A chaque tableau résiduel (obtenu après un tour de presse-agrume) est associé un test d’indépendance du \(\chi^2\) et le \(\varphi^2\) obtenu est égal à la valeur propre.

presse-agrumes

 

L’interprétation

Chaque axe factoriel supporte une part de l’inertie totale. Cette part est mesurée par les valeurs propres, inférieures ou égales à 1. Des valeurs proches de 1 indiquent d’intéressants liens entre modalités de variables différentes. Donc, la seule valeur propre du premier axe donne une bonne indication sur l’intérêt de l’étude…

Après la qualité globale de l’AFC, l’explication fournie par chaque axe. En d’autres termes, après la taille du nuage, voyons sa forme. Votre logiciel vous donne le pourcentage d’inertie expliqué par les axes factoriels. Vous en retenez un certain nombre en fonction des pourcentages cumulés et de leur courbe représentative qui peut montrer une inflexion.

On observe ensuite les contributions.

Puis on visualise les proximités et éloignements de modalités sur les plans factoriels.
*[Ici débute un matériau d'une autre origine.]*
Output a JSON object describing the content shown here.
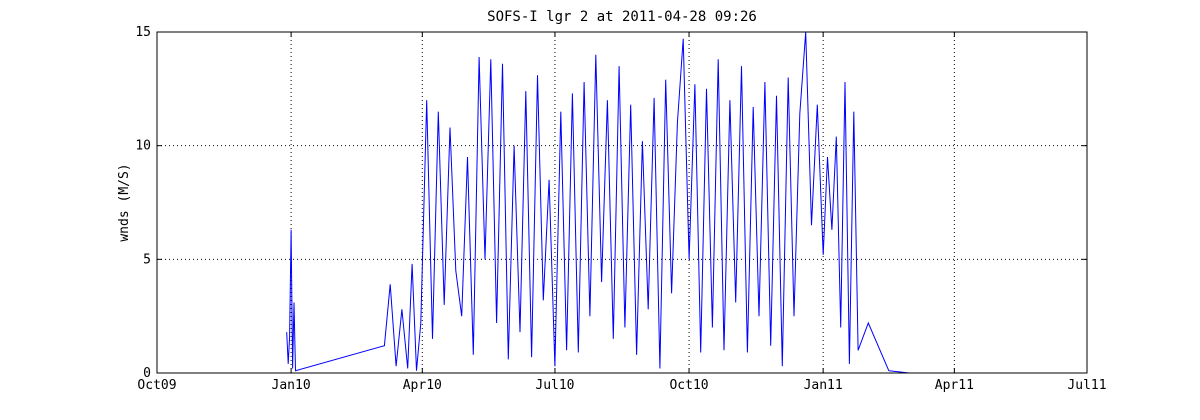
{
  "chart_data": {
    "type": "line",
    "title": "SOFS-I lgr 2 at 2011-04-28 09:26",
    "xlabel": "",
    "ylabel": "wnds (M/S)",
    "xlim": [
      "2009-10-01",
      "2011-07-01"
    ],
    "ylim": [
      0,
      15
    ],
    "xticks": [
      {
        "date": "2009-10-01",
        "label": "Oct09"
      },
      {
        "date": "2010-01-01",
        "label": "Jan10"
      },
      {
        "date": "2010-04-01",
        "label": "Apr10"
      },
      {
        "date": "2010-07-01",
        "label": "Jul10"
      },
      {
        "date": "2010-10-01",
        "label": "Oct10"
      },
      {
        "date": "2011-01-01",
        "label": "Jan11"
      },
      {
        "date": "2011-04-01",
        "label": "Apr11"
      },
      {
        "date": "2011-07-01",
        "label": "Jul11"
      }
    ],
    "yticks": [
      0,
      5,
      10,
      15
    ],
    "grid": true,
    "line_color": "#0000ff",
    "series": [
      {
        "x": [
          "2009-12-29",
          "2009-12-30",
          "2009-12-31",
          "2010-01-01",
          "2010-01-02",
          "2010-01-03",
          "2010-01-04",
          "2010-03-06",
          "2010-03-10",
          "2010-03-14",
          "2010-03-18",
          "2010-03-22",
          "2010-03-25",
          "2010-03-28",
          "2010-03-31",
          "2010-04-04",
          "2010-04-08",
          "2010-04-12",
          "2010-04-16",
          "2010-04-20",
          "2010-04-24",
          "2010-04-28",
          "2010-05-02",
          "2010-05-06",
          "2010-05-10",
          "2010-05-14",
          "2010-05-18",
          "2010-05-22",
          "2010-05-26",
          "2010-05-30",
          "2010-06-03",
          "2010-06-07",
          "2010-06-11",
          "2010-06-15",
          "2010-06-19",
          "2010-06-23",
          "2010-06-27",
          "2010-07-01",
          "2010-07-05",
          "2010-07-09",
          "2010-07-13",
          "2010-07-17",
          "2010-07-21",
          "2010-07-25",
          "2010-07-29",
          "2010-08-02",
          "2010-08-06",
          "2010-08-10",
          "2010-08-14",
          "2010-08-18",
          "2010-08-22",
          "2010-08-26",
          "2010-08-30",
          "2010-09-03",
          "2010-09-07",
          "2010-09-11",
          "2010-09-15",
          "2010-09-19",
          "2010-09-23",
          "2010-09-27",
          "2010-10-01",
          "2010-10-05",
          "2010-10-09",
          "2010-10-13",
          "2010-10-17",
          "2010-10-21",
          "2010-10-25",
          "2010-10-29",
          "2010-11-02",
          "2010-11-06",
          "2010-11-10",
          "2010-11-14",
          "2010-11-18",
          "2010-11-22",
          "2010-11-26",
          "2010-11-30",
          "2010-12-04",
          "2010-12-08",
          "2010-12-12",
          "2010-12-16",
          "2010-12-20",
          "2010-12-24",
          "2010-12-28",
          "2011-01-01",
          "2011-01-04",
          "2011-01-07",
          "2011-01-10",
          "2011-01-13",
          "2011-01-16",
          "2011-01-19",
          "2011-01-22",
          "2011-01-25",
          "2011-02-01",
          "2011-02-15",
          "2011-03-01",
          "2011-04-01",
          "2011-04-28"
        ],
        "y": [
          1.8,
          0.4,
          1.6,
          6.3,
          0.2,
          3.1,
          0.1,
          1.2,
          3.9,
          0.3,
          2.8,
          0.2,
          4.8,
          0.1,
          2.2,
          12.0,
          1.5,
          11.5,
          3.0,
          10.8,
          4.5,
          2.5,
          9.5,
          0.8,
          13.9,
          5.0,
          13.8,
          2.2,
          13.6,
          0.6,
          10.0,
          1.8,
          12.4,
          0.7,
          13.1,
          3.2,
          8.5,
          0.3,
          11.5,
          1.0,
          12.3,
          0.9,
          12.8,
          2.5,
          14.0,
          4.0,
          12.0,
          1.5,
          13.5,
          2.0,
          11.8,
          0.8,
          10.2,
          2.8,
          12.1,
          0.2,
          12.9,
          3.5,
          11.0,
          14.7,
          5.0,
          12.7,
          0.9,
          12.5,
          2.0,
          13.8,
          1.0,
          12.0,
          3.1,
          13.5,
          0.9,
          11.7,
          2.5,
          12.8,
          1.2,
          12.2,
          0.3,
          13.0,
          2.5,
          11.4,
          15.0,
          6.5,
          11.8,
          5.2,
          9.5,
          6.3,
          10.4,
          2.0,
          12.8,
          0.4,
          11.5,
          1.0,
          2.2,
          0.1,
          0.0,
          0.0,
          0.0
        ]
      }
    ]
  }
}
L’origine est le centre de gravité, aussi bien des lignes que des colonnes et, même si les échelles des deux variables sont différentes, on peut rapprocher facilement les modalités qui peuvent l’être (inter ou intra variables).

Cela étant, s’il n’existe pas de structure dans vos données, l’AFC ne l’inventera pas ! (voir Résultats d’une AFC peu informative).

Enfin, vous rédigez un beau rapport.